Martin's coverage of the main lines is impeccable, and I leave you with this game in which the mighty Seirawan gets beaten by an unknown. This is an example where Black's piece activity is impressive, and is the kind of game that makes you take up an opening like this. Two pieces versus a rook is not always an advantage!

[Event "Lugano op"] [Site "Lugano"] [Date "1989.03.03"] [Round "1"] [White "Seirawan, Yasser"] [Black "Zak, Uriel"] [Result "0-1"] [ECO "C82"] [WhiteElo "2610"] [BlackElo "2335"] [PlyCount "62"] [EventDate "1989.03.03"] [EventType "swiss"] [EventRounds "9"] [EventCountry "SUI"] [Source "ChessBase"] [SourceDate "1994.03.01"] 1. e4 e5 2. Nf3 Nc6 3. Bb5 a6 4. Ba4 Nf6 5. O-O Nxe4 6. d4 b5 7. Bb3 d5 8. dxe5 Be6 9. c3 {A good noncommittal move for White, waiting to see what he wants to do with his queenside pieces, and supporting the d4-square.} Bc5 {Martin recommends this over other possibilities as it is more active. The drawback is that the bishop is exposed, and might be exchanged.} 10. Nbd2 O-O 11. Bc2 Bf5 { Another recommendation by Martin (Larsen once beat Fischer with it).} ({Usual is} 11... f5) 12. Nb3 Bxf2+ ({Murey's move} 12... Bg6 {is more usual. We end up in a position similar to the Dilworth.}) 13. Rxf2 Nxf2 14. Kxf2 Bxc2 15. Qxc2 f6 16. exf6 Qxf6 17. Kg1 Ne5 18. Qd1 (18. Nbd4 {has been recommended by Korchnoi.}) (18. Qf2 {is another option, but in all cases White is under pressure.}) 18... Rae8 19. Qxd5+ Kh8 20. Bd2 Nxf3+ 21. gxf3 (21. Qxf3 $4 Qb6+) 21... Re2 {Black's rook is "supremely active on the seventh rank," according to Martin.} 22. Be1 Rxb2 23. Nd4 Qf4 24. Bg3 Qd2 25. f4 c5 26. f5 cxd4 27. cxd4 Qd3 28. f6 gxf6 29. Rf1 Rg8 30. Rxf6 Rxg3+ 31. hxg3 Qe3+ 0-1

My assessment of this product: Great (five out of six stars)

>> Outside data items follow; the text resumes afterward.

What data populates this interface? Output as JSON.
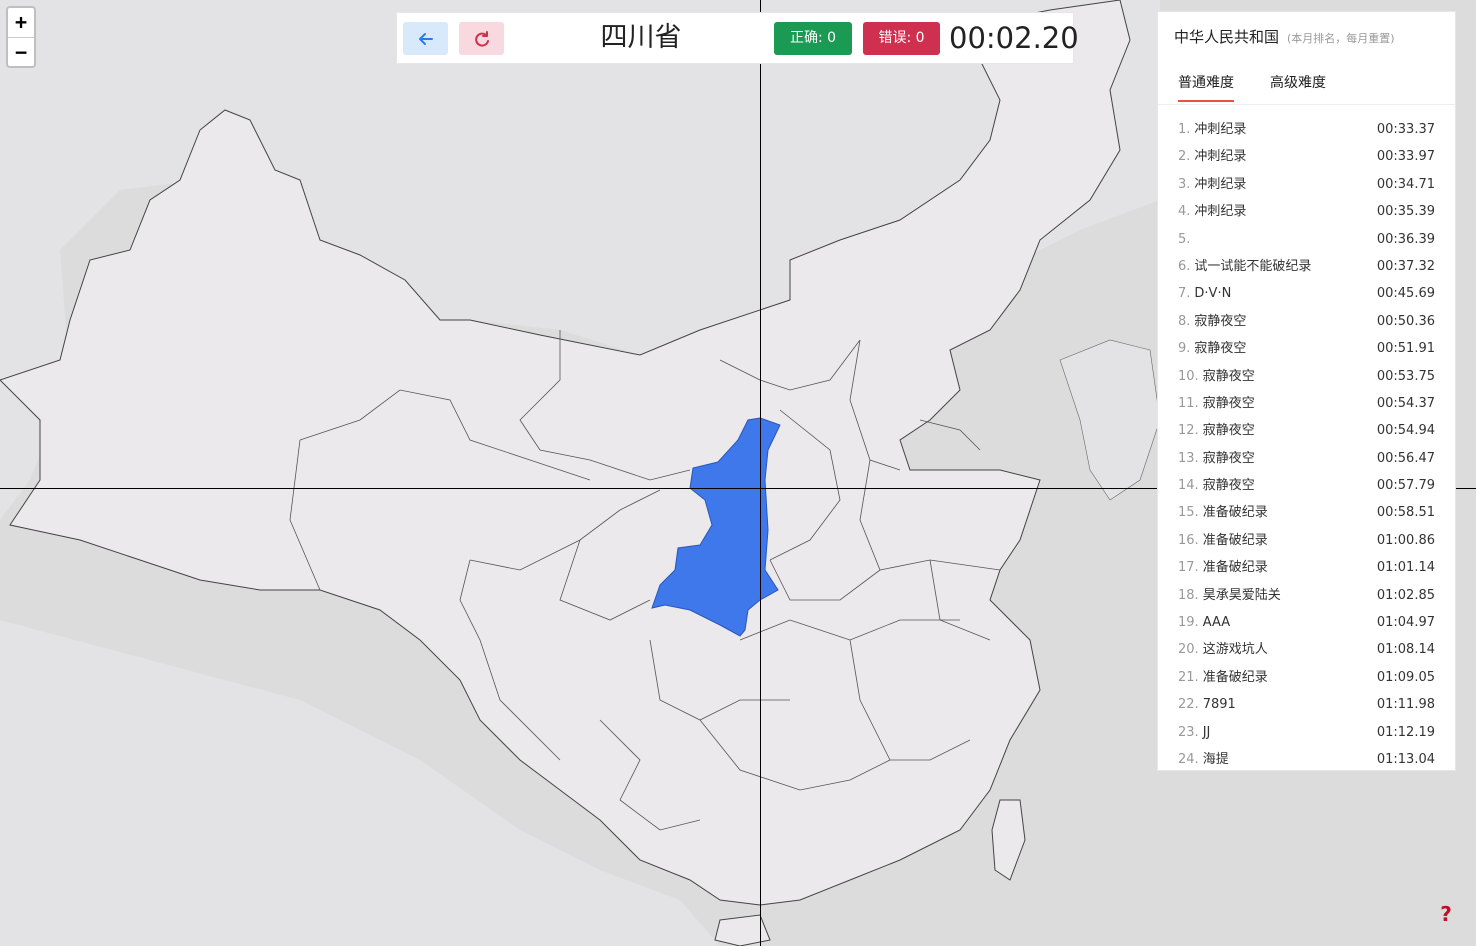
{
  "zoom": {
    "in_label": "+",
    "out_label": "−"
  },
  "topbar": {
    "back_icon": "arrow-left-icon",
    "reset_icon": "refresh-icon",
    "target_province": "四川省",
    "correct_label": "正确: 0",
    "wrong_label": "错误: 0",
    "timer": "00:02.20"
  },
  "colors": {
    "highlight": "#3f78ea",
    "province_fill": "#ebe9ec",
    "sea": "#dcdcdc",
    "correct_badge": "#1a9a52",
    "wrong_badge": "#d0304f"
  },
  "leaderboard": {
    "title": "中华人民共和国",
    "note": "(本月排名，每月重置)",
    "tabs": [
      "普通难度",
      "高级难度"
    ],
    "active_tab": 0,
    "rows": [
      {
        "rank": "1.",
        "name": "冲刺纪录",
        "time": "00:33.37"
      },
      {
        "rank": "2.",
        "name": "冲刺纪录",
        "time": "00:33.97"
      },
      {
        "rank": "3.",
        "name": "冲刺纪录",
        "time": "00:34.71"
      },
      {
        "rank": "4.",
        "name": "冲刺纪录",
        "time": "00:35.39"
      },
      {
        "rank": "5.",
        "name": "",
        "time": "00:36.39"
      },
      {
        "rank": "6.",
        "name": "试一试能不能破纪录",
        "time": "00:37.32"
      },
      {
        "rank": "7.",
        "name": "D·V·N",
        "time": "00:45.69"
      },
      {
        "rank": "8.",
        "name": "寂静夜空",
        "time": "00:50.36"
      },
      {
        "rank": "9.",
        "name": "寂静夜空",
        "time": "00:51.91"
      },
      {
        "rank": "10.",
        "name": "寂静夜空",
        "time": "00:53.75"
      },
      {
        "rank": "11.",
        "name": "寂静夜空",
        "time": "00:54.37"
      },
      {
        "rank": "12.",
        "name": "寂静夜空",
        "time": "00:54.94"
      },
      {
        "rank": "13.",
        "name": "寂静夜空",
        "time": "00:56.47"
      },
      {
        "rank": "14.",
        "name": "寂静夜空",
        "time": "00:57.79"
      },
      {
        "rank": "15.",
        "name": "准备破纪录",
        "time": "00:58.51"
      },
      {
        "rank": "16.",
        "name": "准备破纪录",
        "time": "01:00.86"
      },
      {
        "rank": "17.",
        "name": "准备破纪录",
        "time": "01:01.14"
      },
      {
        "rank": "18.",
        "name": "昊承昊爱陆关",
        "time": "01:02.85"
      },
      {
        "rank": "19.",
        "name": "AAA",
        "time": "01:04.97"
      },
      {
        "rank": "20.",
        "name": "这游戏坑人",
        "time": "01:08.14"
      },
      {
        "rank": "21.",
        "name": "准备破纪录",
        "time": "01:09.05"
      },
      {
        "rank": "22.",
        "name": "7891",
        "time": "01:11.98"
      },
      {
        "rank": "23.",
        "name": "JJ",
        "time": "01:12.19"
      },
      {
        "rank": "24.",
        "name": "海提",
        "time": "01:13.04"
      }
    ]
  },
  "help_label": "?"
}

Sample lecture: Andrew Martin – The Open Ruy Lopez

Andrew David Martin (born 18th May 1957 in West Ham, London) is an English chess player with the title of International Master. He has won various national and international tournaments and has been playing for years in the Four Nations Chess League, at present (July 2009) for Wood Green Hilsmark Kingfisher, previously for the Camberley Chess Club. Martin received his IM title in1984. He earned his first grandmaster norm in the British Championship of 1997 in Brighton. Martin was a commentator on the chess world championship between Kasparov and Kramnik in 2000.

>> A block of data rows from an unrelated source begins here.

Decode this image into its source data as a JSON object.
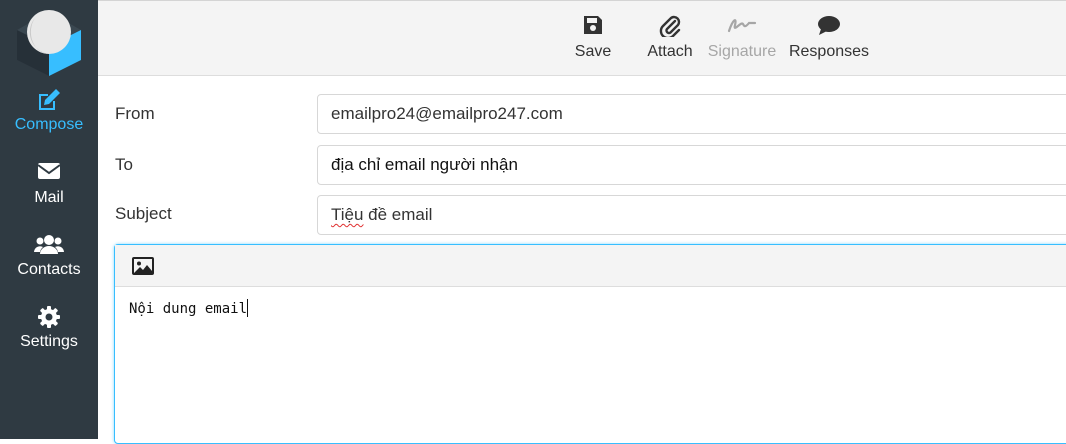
{
  "sidebar": {
    "items": [
      {
        "label": "Compose",
        "icon": "compose-icon",
        "active": true
      },
      {
        "label": "Mail",
        "icon": "envelope-icon"
      },
      {
        "label": "Contacts",
        "icon": "users-icon"
      },
      {
        "label": "Settings",
        "icon": "gear-icon"
      }
    ]
  },
  "toolbar": {
    "save_label": "Save",
    "attach_label": "Attach",
    "signature_label": "Signature",
    "responses_label": "Responses"
  },
  "form": {
    "from_label": "From",
    "from_value": "emailpro24@emailpro247.com",
    "to_label": "To",
    "to_value": "địa chỉ email người nhận",
    "subject_label": "Subject",
    "subject_word1": "Tiệu",
    "subject_rest": " đề email"
  },
  "editor": {
    "body_text": "Nội dung email"
  },
  "colors": {
    "sidebar_bg": "#2f3a42",
    "accent": "#37beff",
    "toolbar_bg": "#f4f4f4",
    "disabled_text": "#a6a6a6"
  }
}
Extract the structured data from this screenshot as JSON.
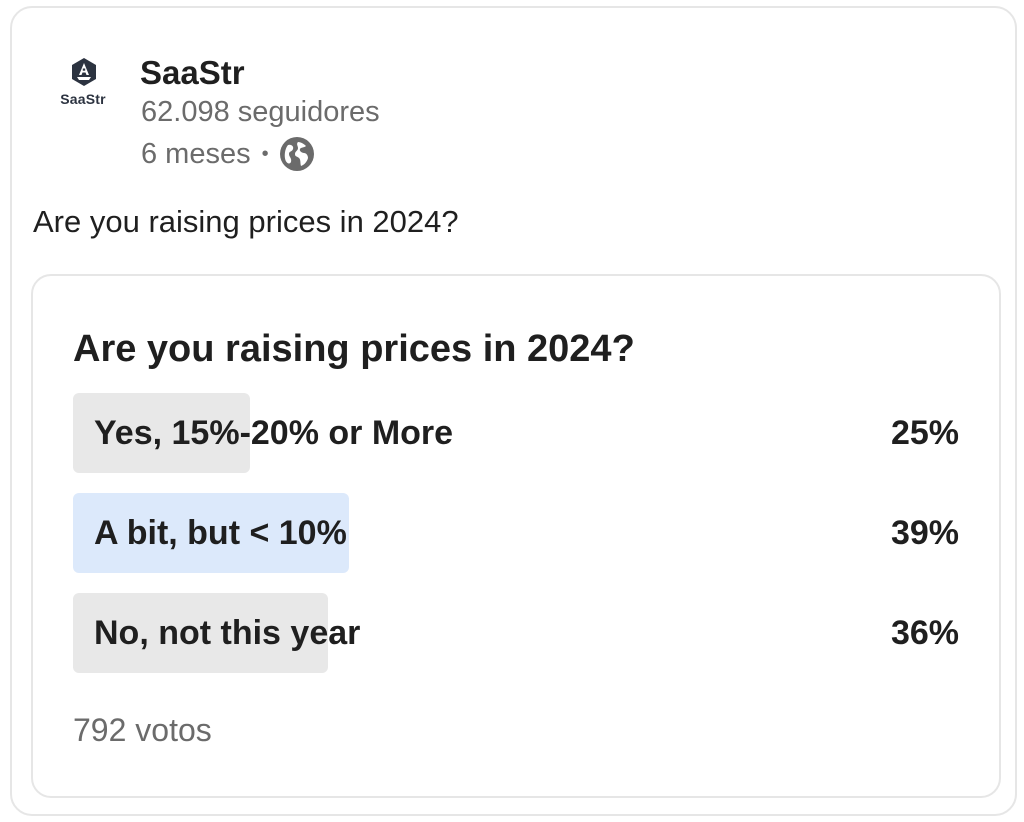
{
  "author": {
    "logo_text": "SaaStr",
    "name": "SaaStr",
    "followers": "62.098 seguidores",
    "time": "6 meses",
    "separator": "•",
    "visibility_icon": "globe-icon"
  },
  "post": {
    "text": "Are you raising prices in 2024?"
  },
  "poll": {
    "question": "Are you raising prices in 2024?",
    "options": [
      {
        "label": "Yes, 15%-20% or More",
        "percent": "25%",
        "share": 0.25,
        "selected": false
      },
      {
        "label": "A bit, but < 10%",
        "percent": "39%",
        "share": 0.39,
        "selected": true
      },
      {
        "label": "No, not this year",
        "percent": "36%",
        "share": 0.36,
        "selected": false
      }
    ],
    "votes": "792 votos"
  },
  "colors": {
    "option_fill": "#e8e8e8",
    "option_fill_selected": "#dce9fb",
    "secondary_text": "#6b6b6b",
    "logo_badge": "#2c3340"
  }
}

On the 21st February 2004 Martin set a new world record for simultaneous chess. He faced 321 chess players at the same time. His result was: 294 wins, 26 draws and only one loss. Martin is known as a professional chess teacher and head trainer of the English youth team. He trains eight schools (Yateley Manor, Aldro, Millfield, Sunningdale, Waverley School, St Michael’s Sandhurst, Wellington College, Salesian College). Martin is a chess columnist, an author of chess books and the author of various instructional videos. He was the publisher of the series Trends Publications. Martin lives in Sandhurst, England, is married and the father of two daughters and two sons. His present Elo rating is 2423 (as of July 2009).